3. Create High-Quality Eye-Catching Creatives
As we mentioned, buyers are in control.
Poor designed or “generic” ads won’t work anymore. Buyers beg for more creativity.
On the other hand, it’s not just your revenue at stake. It’s also your brand.
High-quality creatives won’t just help you acquire, retain, or up-sell more customers. They will also improve your brand awareness.
Combine Brand + Performance with Slideshow Video Ads
4. More Room to Grow on Instagram
At the moment, many of our clients are reporting slightly cheaper CAC on Instagram than on Facebook.
This can be mainly due to the fact that Instagram is still less saturated than Facebook.

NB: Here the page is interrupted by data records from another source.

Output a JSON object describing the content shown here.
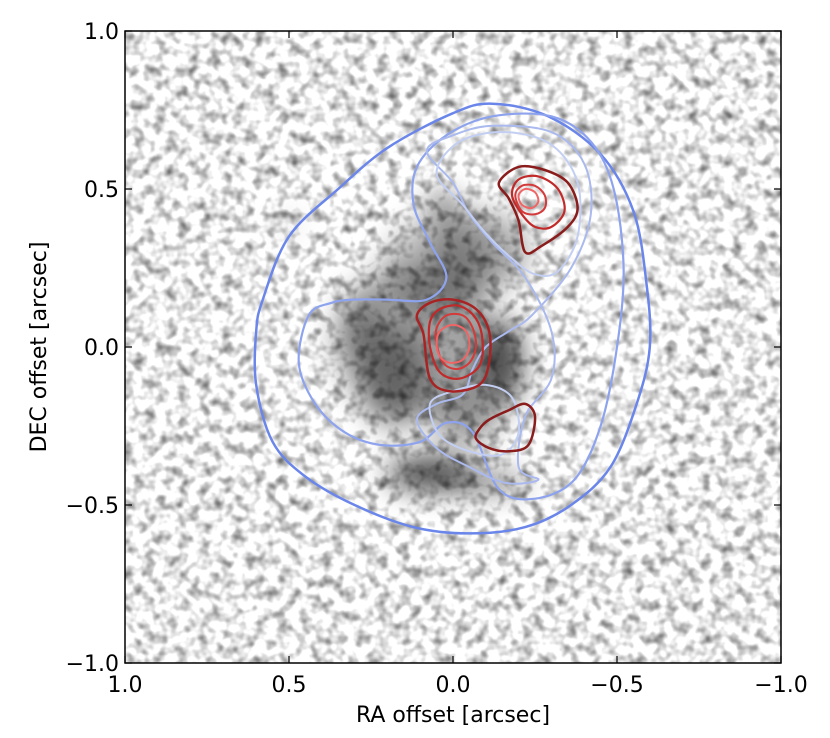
{
  "chart_data": {
    "type": "contour",
    "title": "",
    "xlabel": "RA offset [arcsec]",
    "ylabel": "DEC offset [arcsec]",
    "xlim": [
      1.0,
      -1.0
    ],
    "ylim": [
      -1.0,
      1.0
    ],
    "x_inverted": true,
    "grid": false,
    "background": "grayscale image",
    "x_ticks": [
      {
        "value": 1.0,
        "label": "1.0"
      },
      {
        "value": 0.5,
        "label": "0.5"
      },
      {
        "value": 0.0,
        "label": "0.0"
      },
      {
        "value": -0.5,
        "label": "−0.5"
      },
      {
        "value": -1.0,
        "label": "−1.0"
      }
    ],
    "y_ticks": [
      {
        "value": 1.0,
        "label": "1.0"
      },
      {
        "value": 0.5,
        "label": "0.5"
      },
      {
        "value": 0.0,
        "label": "0.0"
      },
      {
        "value": -0.5,
        "label": "−0.5"
      },
      {
        "value": -1.0,
        "label": "−1.0"
      }
    ],
    "blobs": [
      {
        "x": 0.03,
        "y": 0.45,
        "rx": 0.04,
        "ry": 0.03,
        "shade": 0.85
      },
      {
        "x": 0.12,
        "y": 0.02,
        "rx": 0.24,
        "ry": 0.24,
        "shade": 0.35
      },
      {
        "x": 0.05,
        "y": 0.25,
        "rx": 0.16,
        "ry": 0.16,
        "shade": 0.25
      },
      {
        "x": -0.08,
        "y": 0.3,
        "rx": 0.15,
        "ry": 0.13,
        "shade": 0.35
      },
      {
        "x": -0.15,
        "y": -0.05,
        "rx": 0.06,
        "ry": 0.14,
        "shade": 0.75
      },
      {
        "x": -0.04,
        "y": -0.22,
        "rx": 0.1,
        "ry": 0.09,
        "shade": 0.4
      },
      {
        "x": 0.18,
        "y": -0.1,
        "rx": 0.1,
        "ry": 0.16,
        "shade": 0.4
      },
      {
        "x": 0.07,
        "y": -0.4,
        "rx": 0.13,
        "ry": 0.05,
        "shade": 0.8
      },
      {
        "x": -0.1,
        "y": -0.43,
        "rx": 0.13,
        "ry": 0.03,
        "shade": 0.55
      },
      {
        "x": 0.28,
        "y": 0.06,
        "rx": 0.05,
        "ry": 0.1,
        "shade": 0.35
      },
      {
        "x": 0.5,
        "y": 0.39,
        "rx": 0.012,
        "ry": 0.012,
        "shade": 1.0
      }
    ],
    "series": [
      {
        "color": "#6b86ea",
        "width": 2.5,
        "points": [
          [
            0.58,
            0.15
          ],
          [
            0.5,
            0.35
          ],
          [
            0.35,
            0.5
          ],
          [
            0.2,
            0.63
          ],
          [
            0.0,
            0.74
          ],
          [
            -0.12,
            0.77
          ],
          [
            -0.29,
            0.73
          ],
          [
            -0.45,
            0.61
          ],
          [
            -0.55,
            0.43
          ],
          [
            -0.59,
            0.2
          ],
          [
            -0.6,
            0.0
          ],
          [
            -0.56,
            -0.18
          ],
          [
            -0.48,
            -0.38
          ],
          [
            -0.36,
            -0.5
          ],
          [
            -0.22,
            -0.57
          ],
          [
            -0.05,
            -0.59
          ],
          [
            0.12,
            -0.57
          ],
          [
            0.3,
            -0.5
          ],
          [
            0.45,
            -0.41
          ],
          [
            0.55,
            -0.3
          ],
          [
            0.6,
            -0.12
          ],
          [
            0.6,
            0.05
          ]
        ]
      },
      {
        "color": "#8ea3ee",
        "width": 2.2,
        "points": [
          [
            0.44,
            0.1
          ],
          [
            0.47,
            -0.05
          ],
          [
            0.42,
            -0.18
          ],
          [
            0.33,
            -0.27
          ],
          [
            0.22,
            -0.31
          ],
          [
            0.1,
            -0.3
          ],
          [
            0.02,
            -0.24
          ],
          [
            -0.06,
            -0.27
          ],
          [
            -0.14,
            -0.45
          ],
          [
            -0.25,
            -0.48
          ],
          [
            -0.37,
            -0.42
          ],
          [
            -0.45,
            -0.25
          ],
          [
            -0.5,
            0.0
          ],
          [
            -0.52,
            0.25
          ],
          [
            -0.49,
            0.5
          ],
          [
            -0.42,
            0.65
          ],
          [
            -0.3,
            0.73
          ],
          [
            -0.12,
            0.73
          ],
          [
            0.02,
            0.67
          ],
          [
            0.11,
            0.57
          ],
          [
            0.12,
            0.45
          ],
          [
            0.07,
            0.33
          ],
          [
            0.02,
            0.22
          ],
          [
            0.08,
            0.15
          ],
          [
            0.2,
            0.15
          ],
          [
            0.3,
            0.15
          ],
          [
            0.37,
            0.14
          ]
        ]
      },
      {
        "color": "#aab9ee",
        "width": 2.0,
        "points": [
          [
            0.08,
            0.62
          ],
          [
            0.0,
            0.52
          ],
          [
            -0.05,
            0.42
          ],
          [
            -0.12,
            0.33
          ],
          [
            -0.22,
            0.22
          ],
          [
            -0.3,
            0.05
          ],
          [
            -0.3,
            -0.1
          ],
          [
            -0.22,
            -0.22
          ],
          [
            -0.2,
            -0.38
          ],
          [
            -0.26,
            -0.42
          ],
          [
            -0.16,
            -0.43
          ],
          [
            -0.05,
            -0.38
          ],
          [
            0.05,
            -0.32
          ],
          [
            0.11,
            -0.23
          ],
          [
            0.05,
            -0.18
          ],
          [
            -0.03,
            -0.15
          ],
          [
            -0.06,
            -0.07
          ],
          [
            -0.1,
            0.0
          ],
          [
            -0.17,
            0.05
          ],
          [
            -0.24,
            0.1
          ],
          [
            -0.36,
            0.25
          ],
          [
            -0.42,
            0.42
          ],
          [
            -0.4,
            0.58
          ],
          [
            -0.3,
            0.68
          ],
          [
            -0.12,
            0.7
          ],
          [
            0.0,
            0.67
          ]
        ]
      },
      {
        "color": "#c3cff2",
        "width": 2.0,
        "points": [
          [
            0.05,
            0.55
          ],
          [
            -0.03,
            0.45
          ],
          [
            -0.1,
            0.36
          ],
          [
            -0.18,
            0.28
          ],
          [
            -0.25,
            0.23
          ],
          [
            -0.32,
            0.24
          ],
          [
            -0.38,
            0.35
          ],
          [
            -0.38,
            0.52
          ],
          [
            -0.3,
            0.64
          ],
          [
            -0.16,
            0.68
          ],
          [
            -0.02,
            0.65
          ]
        ]
      },
      {
        "color": "#c3cff2",
        "width": 2.0,
        "points": [
          [
            0.07,
            -0.18
          ],
          [
            0.0,
            -0.14
          ],
          [
            -0.1,
            -0.12
          ],
          [
            -0.18,
            -0.16
          ],
          [
            -0.2,
            -0.27
          ],
          [
            -0.15,
            -0.34
          ],
          [
            -0.05,
            -0.33
          ],
          [
            0.04,
            -0.28
          ]
        ]
      },
      {
        "color": "#a82424",
        "width": 2.5,
        "points": [
          [
            0.09,
            0.04
          ],
          [
            0.11,
            0.1
          ],
          [
            0.07,
            0.14
          ],
          [
            0.0,
            0.15
          ],
          [
            -0.07,
            0.12
          ],
          [
            -0.11,
            0.05
          ],
          [
            -0.11,
            -0.05
          ],
          [
            -0.08,
            -0.12
          ],
          [
            0.01,
            -0.14
          ],
          [
            0.07,
            -0.1
          ]
        ]
      },
      {
        "color": "#c22a2a",
        "width": 2.2,
        "points": [
          [
            0.07,
            0.08
          ],
          [
            0.04,
            0.12
          ],
          [
            -0.02,
            0.13
          ],
          [
            -0.07,
            0.09
          ],
          [
            -0.09,
            0.02
          ],
          [
            -0.08,
            -0.06
          ],
          [
            -0.02,
            -0.1
          ],
          [
            0.04,
            -0.08
          ],
          [
            0.07,
            0.0
          ]
        ]
      },
      {
        "color": "#d53a3a",
        "width": 2.0,
        "points": [
          [
            0.05,
            0.06
          ],
          [
            0.02,
            0.1
          ],
          [
            -0.03,
            0.1
          ],
          [
            -0.06,
            0.06
          ],
          [
            -0.07,
            0.0
          ],
          [
            -0.05,
            -0.05
          ],
          [
            -0.01,
            -0.07
          ],
          [
            0.03,
            -0.05
          ],
          [
            0.05,
            0.01
          ]
        ]
      },
      {
        "color": "#f06565",
        "width": 2.0,
        "points": [
          [
            0.05,
            0.01
          ],
          [
            0.04,
            0.05
          ],
          [
            0.0,
            0.07
          ],
          [
            -0.04,
            0.05
          ],
          [
            -0.05,
            0.0
          ],
          [
            -0.03,
            -0.04
          ],
          [
            0.01,
            -0.05
          ],
          [
            0.04,
            -0.03
          ]
        ]
      },
      {
        "color": "#8a1c1c",
        "width": 2.5,
        "points": [
          [
            -0.07,
            -0.29
          ],
          [
            -0.11,
            -0.32
          ],
          [
            -0.17,
            -0.33
          ],
          [
            -0.23,
            -0.31
          ],
          [
            -0.25,
            -0.22
          ],
          [
            -0.22,
            -0.18
          ],
          [
            -0.17,
            -0.2
          ],
          [
            -0.11,
            -0.23
          ],
          [
            -0.08,
            -0.26
          ]
        ]
      },
      {
        "color": "#8a1c1c",
        "width": 2.5,
        "points": [
          [
            -0.17,
            0.47
          ],
          [
            -0.14,
            0.52
          ],
          [
            -0.2,
            0.57
          ],
          [
            -0.28,
            0.56
          ],
          [
            -0.35,
            0.52
          ],
          [
            -0.38,
            0.44
          ],
          [
            -0.35,
            0.38
          ],
          [
            -0.27,
            0.32
          ],
          [
            -0.22,
            0.3
          ],
          [
            -0.2,
            0.4
          ]
        ]
      },
      {
        "color": "#c22a2a",
        "width": 2.2,
        "points": [
          [
            -0.18,
            0.48
          ],
          [
            -0.2,
            0.53
          ],
          [
            -0.26,
            0.54
          ],
          [
            -0.32,
            0.5
          ],
          [
            -0.34,
            0.43
          ],
          [
            -0.3,
            0.38
          ],
          [
            -0.25,
            0.38
          ],
          [
            -0.21,
            0.42
          ]
        ]
      },
      {
        "color": "#d53a3a",
        "width": 2.0,
        "points": [
          [
            -0.19,
            0.48
          ],
          [
            -0.21,
            0.51
          ],
          [
            -0.25,
            0.51
          ],
          [
            -0.28,
            0.48
          ],
          [
            -0.28,
            0.44
          ],
          [
            -0.25,
            0.42
          ],
          [
            -0.21,
            0.43
          ]
        ]
      },
      {
        "color": "#f06565",
        "width": 2.0,
        "points": [
          [
            -0.2,
            0.48
          ],
          [
            -0.22,
            0.5
          ],
          [
            -0.25,
            0.49
          ],
          [
            -0.26,
            0.46
          ],
          [
            -0.24,
            0.44
          ],
          [
            -0.21,
            0.45
          ]
        ]
      }
    ]
  }
}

The ability to target different audiences on Instagram that are less saturated than on Facebook might be a key area of differentiation from your competitors. CPM for story placement is really cheap these days.
The Bottom Line
As you can see, acquisition channels like Facebook are fundamental to every e-commerce business’s marketing strategy and activities.
Since many advertisers are not well educated on how to beat Facebook’s rising costs, it’s also the duty of senior management to keep up a growth mindset and continue the improvement of their Facebook campaigns so that these channels remain successful enough.
Facebook can still bring customers and money to companies, but only to those who understand how the new Facebook game works and how to prove their sustainable unit economics.
To win in this ridiculous game, e-commerce and retail businesses will need to start focusing on improving their LTV and retention with better creatives rather than just acquiring new customers over and over again.
Investing money in conversions instead of impressions and reach is more important for brands now than it ever was before.